A ciência por trás da ‘vacina’ contra alergia é simples: os gatos produzem a proteína Fel d 1, de acordo com a IFLScience.

Os cientistas suíços testaram sua ‘vacina’ HypoCat em 54 gatos, que então produziram anticorpos que poderiam incapacitar Fel d 1.

“Estamos trabalhando neste projeto há mais de cinco anos. A alergia a gatos é um grande problema e muito difícil para os donos de gatos com alergia. Portanto, nossa abordagem pode ter implicações importantes”, disse Martin Bachmann, um dos pesquisadores do estudo.

Quando

Quando questionado sobre o tamanho da amostra para testar a ‘vacina’, Bachmann respondeu:

“Sentimos que os números e as conclusões são suficientes para impulsionar nosso investimento em desenvolvimento adicional.

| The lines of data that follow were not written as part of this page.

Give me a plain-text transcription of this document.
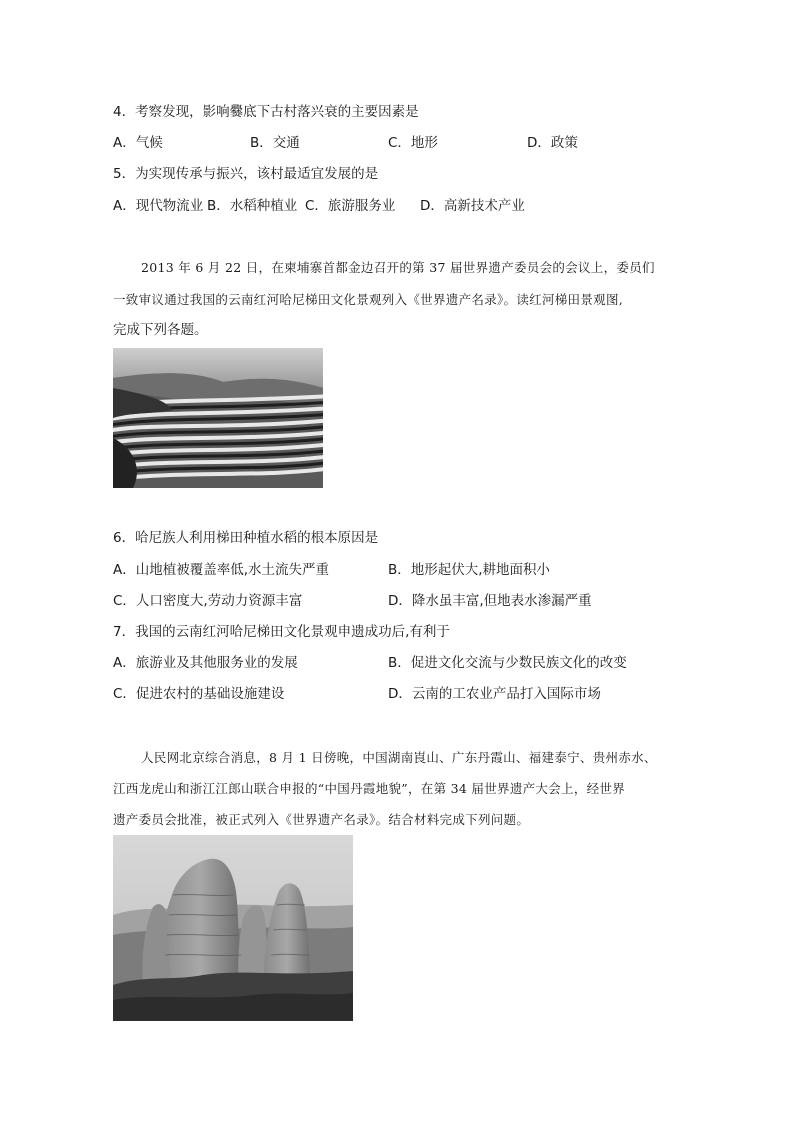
4．考察发现，影响爨底下古村落兴衰的主要因素是
A．气候	B．交通	C．地形	D．政策
5．为实现传承与振兴，该村最适宜发展的是
A．现代物流业 B．水稻种植业 C．旅游服务业 D．高新技术产业
2013 年 6 月 22 日，在柬埔寨首都金边召开的第 37 届世界遗产委员会的会议上，委员们
一致审议通过我国的云南红河哈尼梯田文化景观列入《世界遗产名录》。读红河梯田景观图,
完成下列各题。
6．哈尼族人利用梯田种植水稻的根本原因是
A．山地植被覆盖率低,水土流失严重	B．地形起伏大,耕地面积小
C．人口密度大,劳动力资源丰富	D．降水虽丰富,但地表水渗漏严重
7．我国的云南红河哈尼梯田文化景观申遗成功后,有利于
A．旅游业及其他服务业的发展	B．促进文化交流与少数民族文化的改变
C．促进农村的基础设施建设	D．云南的工农业产品打入国际市场
人民网北京综合消息，8 月 1 日傍晚，中国湖南崀山、广东丹霞山、福建泰宁、贵州赤水、
江西龙虎山和浙江江郎山联合申报的“中国丹霞地貌”，在第 34 届世界遗产大会上，经世界
遗产委员会批准，被正式列入《世界遗产名录》。结合材料完成下列问题。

Isso também se reflete no fato de que o JACI, o jornal de alergia Nr 1, publicou nosso estudo.

De acordo com Bachmann, a vacina que se chama HypoCat estará disponível “em 2022”.

“Não podemos dizer qual será o valor exato neste momento, mas definitivamente será acessível para os donos de animais na mesma linah de outros produtos veterinários”, disse o pesquisador.

Em 2020, mais estudos de testes de segurança e eficácia serão iniciados. ”

Além disso, Bachmann deu a entender que a equipe de pesquisa está“ iniciando ”o trabalho em uma ‘vacina’ para cães produzirem menos alérgenos.

No Ocidente, 1 em cada 10 pessoas são alérgicas a essa proteína.